Mena is een meisje uit Kansas en ze groeit op tussen de nonnen en de priesters. Haar ouders zijn te zeer verwikkeld in hun lijden om zich echt om haar te bekommeren. Mena wanhoopt dan ook in eenzaamheid om haar magere botten, platte borst en uitblijvende menstruatie. Ze heeft de geknipte figuur om te zwemmen, niet om jongens te versieren. Ze verlaat Kansas om zich op haar zwemcarrière toe te leggen en trekt naar Californië, waar ze professioneel omringd wordt door supercoaches en slagdokters. De diëtiste weet ze handig te ontglippen. Het geregelde eetpatroon van de Ashes verpulvert volledig na de dood van Bron en Leonard. Mena’s moeder houdt nauwelijks iets binnen en eet enkel M&M’s en vage, vloeibare vitaminebrouwsels. Mena geraakt verslaafd aan suiker en gaat zich te buiten aan stroopwafels, koekjes en chocolade. Het enige gezonde wat ze binnenkrijgt, zijn de twee amandelen die ze voor elke wedstrijd in haar mond stopt – één van de vele rituelen waaraan ze zich vastklampt. Het meisje uit de zonnebloemstaat blijkt een enorm talent en ze begint te trainen voor de Olympische Spelen in Los Angeles in 1984. Na haar selectiewedstrijd stort Mena emotioneel volledig in. Het verdriet, dat ze onderwater zo hardnekkig tracht te ontvluchten, komt in grote golven over haar heen. Keegan beschrijft de nerveuze spanning voor een Olympische finale, de grote, witte tenen die de startblokken omklemmen, de zware chloorlucht, het geroezemoes op de tribunes. Ze heeft oog voor de gruwelen die kampioenen moeten doorstaan, de eenzaamheid van een leeg zwembad bij valavond, de eindeloze trainingsessies, het onbestaande privé-leven van echte kampioenen.

Wie ‘Zwemmen’ leest om zich te verdiepen in de details van een kampioenenleven zal zich misschien bedrogen voelen door dit boek. Eigenlijk is ‘Zwemmen’, ondanks de zinnelijke details van het zwembadleven, een coming-of-age-verhaal over iemand die een groot verlies ervaart, dat negeert en zich maniakaal stort op iets wat haar afleidt. Zwemmen is Mena’s laatste strohalm. Dat ze geen kindertijd heeft gehad door de strakke trainingschema’s laat sporen na in haar leven.
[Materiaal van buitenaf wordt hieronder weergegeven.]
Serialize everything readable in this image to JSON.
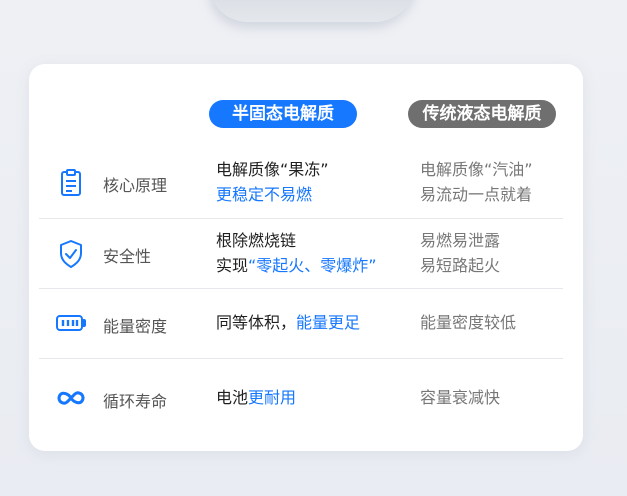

Keegan laat Mena zelf haar verhaal doen. Het komt eruit met horten en stoten en in energieke, krachtige zinnen. De eerste helft van ‘Zwemmen’ is behoorlijk somber en zwaar. Keegan beschrijft prachtig hoe de Ashes lijden onder Brons ziekte. De moedeloze pogingen van het ouderpaar om leuke dingen te organiseren voor hun stervende kind, de onwennigheid van Brons zussen, de welwillende en hulpvaardige kerkgangers die het gezin een hand willen toesteken: Keegan stelt het allemaal heel precies en doorleefd te boek. De tweede helft van haar roman is hoopgevender en minder deprimerend. Enkel de laatste hoofdstukken hadden iets bondiger gemogen. Voorts is dit een erg trefzekere, bruisende roman van debutante Keegan, die haar tijd verdeelt tussen Ierland en Parijs.